D’Elon Musk à Bill Gates en passant par Tim Cook, le directeur général d’Apple, certains des plus grands patrons américains font le voyage à Pékin, semblant ignorer la guerre commerciale Chine-Etats-Unis.
Déjà fréquentes avant la pandémie, leurs venues ont pu reprendre en décembre après la fin des restrictions sanitaires liées au Covid, qui avaient isolé la Chine du reste du monde pendant trois ans.
Et elles sont l’occasion pour eux de manifester, à Pékin, leur optimisme quant au vaste marché chinois et aux liens commerciaux entre les deux plus grandes économies mondiales.
« Les intérêts des Etats-Unis et de la Chine sont étroitement liés, comme des jumeaux inséparables l’un de l’autre », y a ainsi déclaré fin mai Elon Musk, propriétaire de Tesla, cité par la diplomatie chinoise.
En mars, c’est Tim Cook qui a assuré, dans la capitale chinoise, qu’Apple jouissait d’une relation « symbiotique » avec la Chine, où se situe la plus grande usine au monde de fabrication d’iPhones.
Vendredi, l’honneur suprême, une rencontre avec le président chinois Xi Jinping, a été réservé à Bill Gates, l’ex-patron de Microsoft, en visite pour la première fois depuis 2019.
Reçu en tant que co-président de la fondation Bill et Melinda Gates, qui œuvre notamment pour l’amélioration des soins de santé, il a été décrit par M. Xi comme un « vieil ami », selon l’agence Chine nouvelle.
Ces visites interviennent alors que les tensions commerciales Chine-Etats-Unis s’aggravent, ce qui n’a pas empêché les échanges bilatéraux d’atteindre un nouveau record l’an passé à 691 milliards de dollars, selon le ministère américain du Commerce.
Les entreprises américaines, elles, s’inquiètent d’un ralentissement des exportations vers la Chine, qui reste le troisième partenaire commercial des États-Unis. Une baisse fortement ressentie dans le secteur technologique.
Car au nom de la sécurité nationale, les États-Unis bloquent depuis 2022 les exportations vers la Chine des semi-conducteurs les plus avancés ainsi que des équipements nécessaires à leur fabrication.
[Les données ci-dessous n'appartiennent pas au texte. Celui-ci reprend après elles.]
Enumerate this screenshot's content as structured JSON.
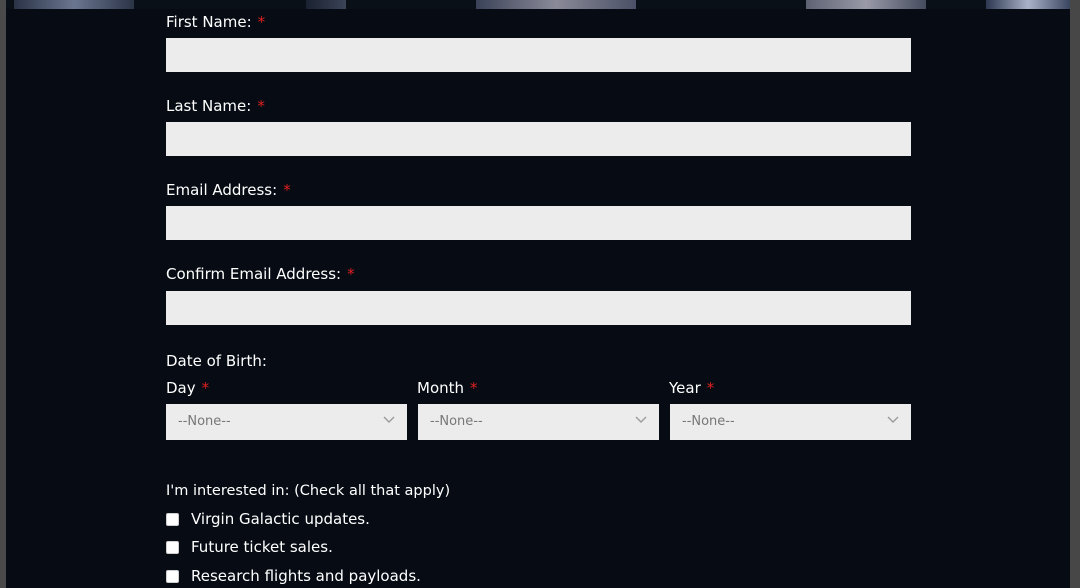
{
  "form": {
    "first_name": {
      "label": "First Name:",
      "required": "*",
      "value": ""
    },
    "last_name": {
      "label": "Last Name:",
      "required": "*",
      "value": ""
    },
    "email": {
      "label": "Email Address:",
      "required": "*",
      "value": ""
    },
    "confirm_email": {
      "label": "Confirm Email Address:",
      "required": "*",
      "value": ""
    },
    "dob": {
      "heading": "Date of Birth:",
      "day": {
        "label": "Day",
        "required": "*",
        "selected": "--None--"
      },
      "month": {
        "label": "Month",
        "required": "*",
        "selected": "--None--"
      },
      "year": {
        "label": "Year",
        "required": "*",
        "selected": "--None--"
      }
    },
    "interests": {
      "heading": "I'm interested in: (Check all that apply)",
      "options": [
        {
          "label": "Virgin Galactic updates.",
          "checked": false
        },
        {
          "label": "Future ticket sales.",
          "checked": false
        },
        {
          "label": "Research flights and payloads.",
          "checked": false
        }
      ]
    }
  },
  "colors": {
    "background": "#070c14",
    "input_bg": "#ececec",
    "required": "#e02020",
    "text": "#ffffff"
  }
}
Face à ces contraintes, la Chine a accéléré ses efforts pour devenir autonome en matière de semi-conducteurs.
« Les exportations américaines vers la Chine sont un canal supplémentaire par lequel les relations bilatérales se détériorent », souligne ainsi l’Institut Peterson pour l’économie internationale.
Les points de friction restent nombreux entre Pékin et Washington, de Taïwan aux droits humains, avant une visite très attendue ce weekend en Chine du secrétaire d’Etat américain Antony Blinken.
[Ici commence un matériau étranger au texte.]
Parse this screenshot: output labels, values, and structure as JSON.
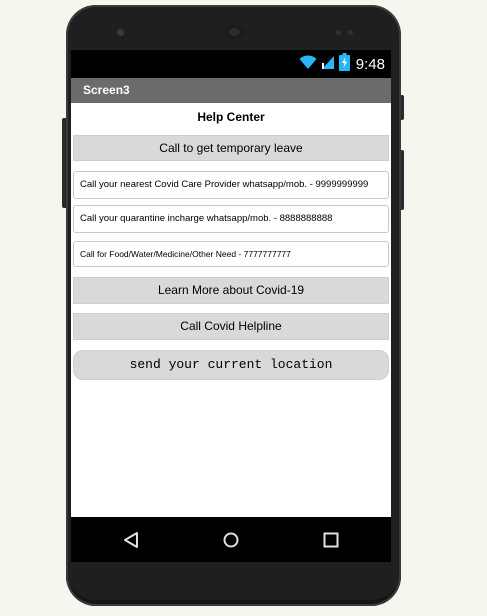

Pragmatiques, les entreprises plaident depuis longtemps pour un resserrement des liens sino-américains, arguant que cela encourage parfois à des réformes économiques et politiques.
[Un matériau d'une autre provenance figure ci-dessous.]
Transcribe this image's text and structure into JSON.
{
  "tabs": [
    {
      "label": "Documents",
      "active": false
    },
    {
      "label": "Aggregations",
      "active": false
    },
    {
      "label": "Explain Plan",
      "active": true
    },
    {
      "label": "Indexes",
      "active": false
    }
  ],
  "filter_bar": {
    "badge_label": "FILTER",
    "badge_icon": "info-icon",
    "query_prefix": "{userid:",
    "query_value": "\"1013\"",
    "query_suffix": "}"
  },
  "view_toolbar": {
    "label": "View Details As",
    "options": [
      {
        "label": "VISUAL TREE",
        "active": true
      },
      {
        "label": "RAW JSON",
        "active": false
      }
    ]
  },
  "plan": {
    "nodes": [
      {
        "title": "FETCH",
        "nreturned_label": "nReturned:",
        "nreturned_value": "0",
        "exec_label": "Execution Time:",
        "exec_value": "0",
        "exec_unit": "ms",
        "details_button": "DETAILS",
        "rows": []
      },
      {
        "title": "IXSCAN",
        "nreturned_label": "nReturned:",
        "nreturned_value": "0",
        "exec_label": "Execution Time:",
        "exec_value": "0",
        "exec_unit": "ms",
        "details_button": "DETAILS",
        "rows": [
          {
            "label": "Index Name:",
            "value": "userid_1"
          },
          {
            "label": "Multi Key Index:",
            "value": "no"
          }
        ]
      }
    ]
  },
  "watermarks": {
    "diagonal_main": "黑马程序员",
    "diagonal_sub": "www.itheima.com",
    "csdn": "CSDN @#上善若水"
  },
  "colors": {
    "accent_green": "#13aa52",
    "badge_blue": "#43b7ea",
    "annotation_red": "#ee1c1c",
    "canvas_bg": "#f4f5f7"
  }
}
Mais avec une Chine bien moins ouverte politiquement depuis l’arrivée au pouvoir de Xi Jinping il y a une décennie, l’argument a perdu du poids, marginalisant des groupes autrefois influents.
« Leur voix est de plus en plus minoritaire », note Joe Mazur, analyste au cabinet Trivium, basé en Chine. « Les milieux d’affaires sont l’une des dernières bouées qui stabilisent les relations sino-américaines. »
La communauté d’affaires en Chine observera attentivement la visite d’Antony Blinken.
« Les entreprises américaines ont réalisé des investissements substantiels en Chine, y ont des milliers d’employés et considèrent toujours la Chine comme un marché prometteur », déclare à l’AFP James Zimmerman, ex-président de la Chambre de commerce américaine en Chine.
Mais les gouvernements américain et chinois « ont réduit à néant toute collaboration », déplore-t-il.
Le US-China Business Council, chargé de promouvoir le commerce bilatéral et opposé aux sanctions commerciales, se sent marginalisé face à un Congrès américain de plus en plus belliciste face à Pékin.
Les autorités chinoises ont récemment restreint la possibilité de sortir des données du pays et ont effectué des perquisitions dans les bureaux de sociétés de conseil, notamment américaines, jetant un froid parmi les entreprises étrangères.
« Les opinions sont en train d’évoluer », juge Claire Chu, analyste à la société de renseignement britannique Janes. De nombreuses firmes se disent « même si on ne quitte pas la Chine, on doit commencer à y penser », souligne-t-elle.
A l’image d’Apple, de nombreux géants mondiaux révisent ainsi leur dépendance à la Chine.
« De la même manière qu’il y a 10 ans, on disait qu’il fallait absolument être en Chine, aujourd’hui, c’est surtout le fait d’avoir une stratégie de relocalisation qui est pertinent », observe M. Zimmerman.